I often need to save a series of arrays in which one dimension varies in length---sometimes called a ragged array [1]. For example, I'm running particle tracking experiments, and I need to save the 2D coordinates of all particles in each video frame. The number of particles in each frame will vary due to movement across the edges of the frame and velocity components normal to the focal plane; so, I can't simply save a (dense) 3D array. Instead, I just store this data in a Python list of N-by-2 numpy arrays, where N is the number of particles in a frame and varies for each array.

The question is: How do you save this list of arrays? In my first attempt, I saved each array individually (as separate keys in an .npz file); this approach gave slow save/load times and larger file sizes. A better approach is to stack all the ragged arrays along the dimension that varies in length---i.e. the ragged dimension. Then, I use numpy's .npz file to save the array data.

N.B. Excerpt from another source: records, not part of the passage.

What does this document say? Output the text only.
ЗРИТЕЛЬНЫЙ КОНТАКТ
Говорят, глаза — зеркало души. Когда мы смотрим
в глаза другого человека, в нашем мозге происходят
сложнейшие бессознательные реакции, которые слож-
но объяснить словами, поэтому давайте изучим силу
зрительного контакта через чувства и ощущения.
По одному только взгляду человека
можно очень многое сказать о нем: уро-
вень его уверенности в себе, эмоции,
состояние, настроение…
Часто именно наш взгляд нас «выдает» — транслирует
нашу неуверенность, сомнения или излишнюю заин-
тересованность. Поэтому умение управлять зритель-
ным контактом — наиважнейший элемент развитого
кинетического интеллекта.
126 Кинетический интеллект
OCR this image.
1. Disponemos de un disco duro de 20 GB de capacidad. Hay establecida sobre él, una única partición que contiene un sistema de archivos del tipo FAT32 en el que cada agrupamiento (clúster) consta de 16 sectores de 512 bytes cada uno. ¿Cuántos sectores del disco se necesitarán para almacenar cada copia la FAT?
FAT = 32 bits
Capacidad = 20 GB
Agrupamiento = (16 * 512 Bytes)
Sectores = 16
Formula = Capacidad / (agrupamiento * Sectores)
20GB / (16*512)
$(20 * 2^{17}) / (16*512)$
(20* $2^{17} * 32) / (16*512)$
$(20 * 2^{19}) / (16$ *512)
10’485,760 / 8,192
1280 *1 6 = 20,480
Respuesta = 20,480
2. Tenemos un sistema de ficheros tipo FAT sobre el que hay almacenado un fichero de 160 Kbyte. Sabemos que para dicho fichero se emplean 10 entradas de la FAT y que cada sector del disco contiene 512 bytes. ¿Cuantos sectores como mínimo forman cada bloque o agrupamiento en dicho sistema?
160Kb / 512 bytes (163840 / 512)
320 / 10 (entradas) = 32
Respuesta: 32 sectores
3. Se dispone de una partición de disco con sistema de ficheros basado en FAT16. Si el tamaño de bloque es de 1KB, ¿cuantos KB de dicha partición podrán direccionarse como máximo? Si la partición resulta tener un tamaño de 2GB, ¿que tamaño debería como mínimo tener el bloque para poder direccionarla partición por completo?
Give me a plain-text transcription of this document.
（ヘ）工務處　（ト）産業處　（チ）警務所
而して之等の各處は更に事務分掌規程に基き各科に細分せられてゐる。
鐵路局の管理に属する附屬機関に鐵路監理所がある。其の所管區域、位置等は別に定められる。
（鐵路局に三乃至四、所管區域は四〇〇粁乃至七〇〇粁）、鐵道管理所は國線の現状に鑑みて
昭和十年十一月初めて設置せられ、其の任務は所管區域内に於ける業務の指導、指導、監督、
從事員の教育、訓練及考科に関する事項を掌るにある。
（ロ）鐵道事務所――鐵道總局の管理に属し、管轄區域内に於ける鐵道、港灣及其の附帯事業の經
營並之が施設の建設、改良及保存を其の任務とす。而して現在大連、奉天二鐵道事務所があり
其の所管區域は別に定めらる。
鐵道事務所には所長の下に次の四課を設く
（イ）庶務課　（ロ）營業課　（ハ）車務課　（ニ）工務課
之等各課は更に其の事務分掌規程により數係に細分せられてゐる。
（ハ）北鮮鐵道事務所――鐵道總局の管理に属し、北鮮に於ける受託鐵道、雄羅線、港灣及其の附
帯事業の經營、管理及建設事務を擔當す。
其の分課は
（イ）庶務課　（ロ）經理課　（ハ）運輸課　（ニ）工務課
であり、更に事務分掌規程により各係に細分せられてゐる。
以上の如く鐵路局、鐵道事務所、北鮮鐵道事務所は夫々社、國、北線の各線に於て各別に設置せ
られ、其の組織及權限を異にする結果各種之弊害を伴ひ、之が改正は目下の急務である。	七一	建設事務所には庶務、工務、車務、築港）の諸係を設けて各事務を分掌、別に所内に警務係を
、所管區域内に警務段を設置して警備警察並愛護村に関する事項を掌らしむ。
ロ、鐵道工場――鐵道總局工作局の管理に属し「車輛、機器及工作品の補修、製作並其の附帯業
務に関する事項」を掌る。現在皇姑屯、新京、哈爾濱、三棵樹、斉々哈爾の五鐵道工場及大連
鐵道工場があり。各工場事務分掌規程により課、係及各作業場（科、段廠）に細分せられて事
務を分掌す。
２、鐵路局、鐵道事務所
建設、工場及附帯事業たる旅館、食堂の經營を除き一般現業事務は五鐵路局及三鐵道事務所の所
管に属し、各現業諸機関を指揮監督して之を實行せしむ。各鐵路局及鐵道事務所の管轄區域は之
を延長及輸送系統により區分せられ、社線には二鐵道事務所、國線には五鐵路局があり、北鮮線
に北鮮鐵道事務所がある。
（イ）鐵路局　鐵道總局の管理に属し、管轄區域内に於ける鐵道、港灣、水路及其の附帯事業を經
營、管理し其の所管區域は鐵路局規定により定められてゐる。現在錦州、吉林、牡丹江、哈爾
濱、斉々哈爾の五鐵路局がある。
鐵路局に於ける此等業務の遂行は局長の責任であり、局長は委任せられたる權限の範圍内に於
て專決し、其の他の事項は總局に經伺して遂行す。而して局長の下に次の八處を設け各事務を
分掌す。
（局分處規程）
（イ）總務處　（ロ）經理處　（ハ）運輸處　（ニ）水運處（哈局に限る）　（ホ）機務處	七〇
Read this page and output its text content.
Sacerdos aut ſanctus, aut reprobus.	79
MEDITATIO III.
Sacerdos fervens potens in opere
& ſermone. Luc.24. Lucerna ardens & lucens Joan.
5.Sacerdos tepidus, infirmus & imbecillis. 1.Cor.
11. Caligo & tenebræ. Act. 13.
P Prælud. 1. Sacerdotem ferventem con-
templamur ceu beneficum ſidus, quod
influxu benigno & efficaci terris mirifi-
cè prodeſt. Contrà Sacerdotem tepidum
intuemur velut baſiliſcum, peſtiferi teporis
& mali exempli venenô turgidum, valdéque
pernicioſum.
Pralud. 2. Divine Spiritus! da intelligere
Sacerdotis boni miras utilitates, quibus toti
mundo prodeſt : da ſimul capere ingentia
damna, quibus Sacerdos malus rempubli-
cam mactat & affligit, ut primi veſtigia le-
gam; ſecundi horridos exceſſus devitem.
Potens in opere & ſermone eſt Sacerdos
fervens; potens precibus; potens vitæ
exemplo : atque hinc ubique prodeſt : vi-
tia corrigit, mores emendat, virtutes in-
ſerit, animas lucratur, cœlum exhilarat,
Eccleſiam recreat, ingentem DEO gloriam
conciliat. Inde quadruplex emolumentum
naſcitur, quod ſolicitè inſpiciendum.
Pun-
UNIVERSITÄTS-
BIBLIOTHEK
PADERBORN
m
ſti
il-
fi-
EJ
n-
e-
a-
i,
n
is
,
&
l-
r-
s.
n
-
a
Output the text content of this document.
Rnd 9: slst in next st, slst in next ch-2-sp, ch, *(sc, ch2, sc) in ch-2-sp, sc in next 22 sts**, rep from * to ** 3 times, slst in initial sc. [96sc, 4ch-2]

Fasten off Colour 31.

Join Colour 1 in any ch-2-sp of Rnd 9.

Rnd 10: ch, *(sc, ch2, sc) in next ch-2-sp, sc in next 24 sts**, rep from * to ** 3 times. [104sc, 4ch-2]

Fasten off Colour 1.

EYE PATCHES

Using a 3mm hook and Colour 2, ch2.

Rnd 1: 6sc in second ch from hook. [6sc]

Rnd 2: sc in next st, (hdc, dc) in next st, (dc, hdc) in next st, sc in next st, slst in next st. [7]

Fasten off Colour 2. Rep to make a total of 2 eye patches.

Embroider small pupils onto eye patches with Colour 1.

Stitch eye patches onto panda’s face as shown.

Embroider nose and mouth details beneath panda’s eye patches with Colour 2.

Stacking and splitting arrays

numpy provides a number of functions to stack arrays: concatenate, hstack, vstack, and dstack. The main difference here is that we want to save the starting indices of the sub-arrays so that we can slice them back out later:

import numpy as np

def stack_ragged(array_list, axis=0):
    lengths = [np.shape(a)[axis] for a in array_list]
    idx = np.cumsum(lengths[:-1])
    stacked = np.concatenate(array_list, axis=axis)
    return stacked, idx

This returns the stacked array and the starting index of each sub-array. To use stack_ragged, just pass in a list of arrays:

>>> array_list = [np.array([(0, 0), (1, 1)]),
...               np.array([(2, 2), (3, 3), (4, 4)]),
...               np.array([(5, 5)])]
>>> stacked, idx = stack_ragged(array_list)
>>> print idx
[2 5]
>>> print stacked
[[0 0]
 [1 1]
 [2 2]
 [3 3]
 [4 4]
 [5 5]]

Here, the ragged arrays are stacked vertically, since axis = 0 by default.

To split up this array back into a list of ragged arrays, just pass in the stacked array and the starting indices (and the axis, if necessary) to numpy's split function:

>>> for array in np.split(stacked, idx):
...     print array
[[0 0]
 [1 1]]
[[2 2]
 [3 3]
 [4 4]]
[[5 5]]

which returns our original list of arrays. (Note: the loop is just for prettier printing.)

Saving and loading

So stacking turns our list of arrays into a single array, which we can easily save using numpy's save (single array) or savez (dict of arrays) functions. If we want to get back our original arrays, however, we also need to save the start indices:

def save_stacked_array(fname, array_list, axis=0):
    stacked, idx = stack_ragged(array_list, axis=axis)
    np.savez(fname, stacked_array=stacked, stacked_index=idx)

Finally, we define a function to load our original list of arrays:

def load_stacked_arrays(fname, axis=0):
    npzfile = np.load(fname)
    idx = npzfile['stacked_index']
    stacked = npzfile['stacked_array']
    return np.split(stacked, idx, axis=axis)

Alternatively, the save function could store the stacking-axis in the .npz file so that you don't have to specify it in the load function. Another improvement would be to guess the stacking axis in stack_ragged by checking which axis varies in size (this would fail, however, for constant N). And finally, you can use savez_compressed instead of savez to reduce storage.

P.S. After implementing this approach, I learned that NetCDF files support ragged arrays out of the box (using VLEN types)---it's not the first time I've reinvented the wheel; it won't be the last.